Although dyes for Easter eggs are always available in stores, natural dyes are easy to make using beets . White eggs turn brighter colors than brown eggs, which take on muted tones. The eggs can be cooked up to 3 days ahead and stored in their cartons in the refrigerator. Beet dyes work best when hot, so parent supervision is important.
6 medium red beets
2 tablespoons white vinegar
6 medium yellow beets
1 tablespoon turmeric
1. Place the eggs in a large pot. Add enough cold water to cover the eggs. Bring to a boil over high heat, then turn off the heat. Let the eggs stand in the hot water for 20 minutes. Remove the eggs from the water and pat them dry.
2. To dye the eggs red, trim the stems and root ends from the red beets. Grate the beets on a box grater. They do not need to be peeled. Place the grated beets in a pot and add 3 cuts water. Bring to a boil over high heat, reduce the heat to medium, and cook for 30 minutes. Stir in the vinegar and strain through a colander lined with cheesecloth. Discard the grated beets. Pour the beet dye into a small glass or ceramic bowl; you should have about 1 cup. Gently add 2 eggs at a time to the dye and let stand for 10 to 15 minutes. The dye works best when hot, so reheat it as needed.

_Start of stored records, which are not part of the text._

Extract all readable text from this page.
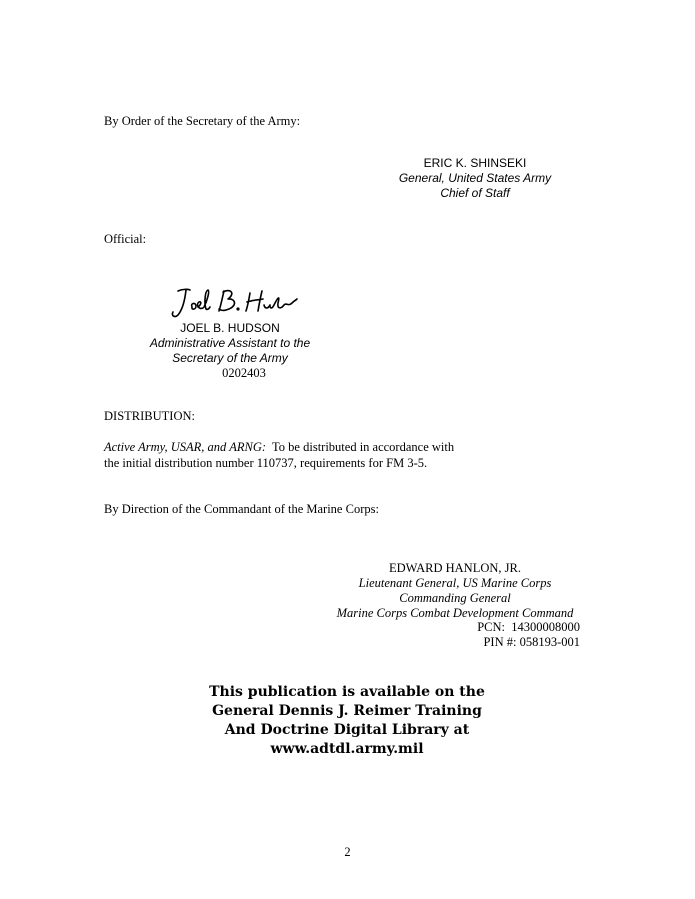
By Order of the Secretary of the Army:
ERIC K. SHINSEKI
General, United States Army
Chief of Staff
Official:
JOEL B. HUDSON
Administrative Assistant to the
Secretary of the Army
0202403
DISTRIBUTION:
Active Army, USAR, and ARNG:  To be distributed in accordance with
the initial distribution number 110737, requirements for FM 3-5.
By Direction of the Commandant of the Marine Corps:
EDWARD HANLON, JR.
Lieutenant General, US Marine Corps
Commanding General
Marine Corps Combat Development Command
PCN:  14300008000
PIN #: 058193-001
This publication is available on the
General Dennis J. Reimer Training
And Doctrine Digital Library at
www.adtdl.army.mil
2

3. To dye the eggs yellow, trim the stem and root end from the yellow beets. The skins of yellow beets have a greenish tint that can muddy the color, so unlike red beets they need to be peeled. Grate the peeled beets on a box grater. Place the grated beets in a pot and add 3 cups water and the turmeric. Follow the same method as for the red beets, reheating the dye as needed.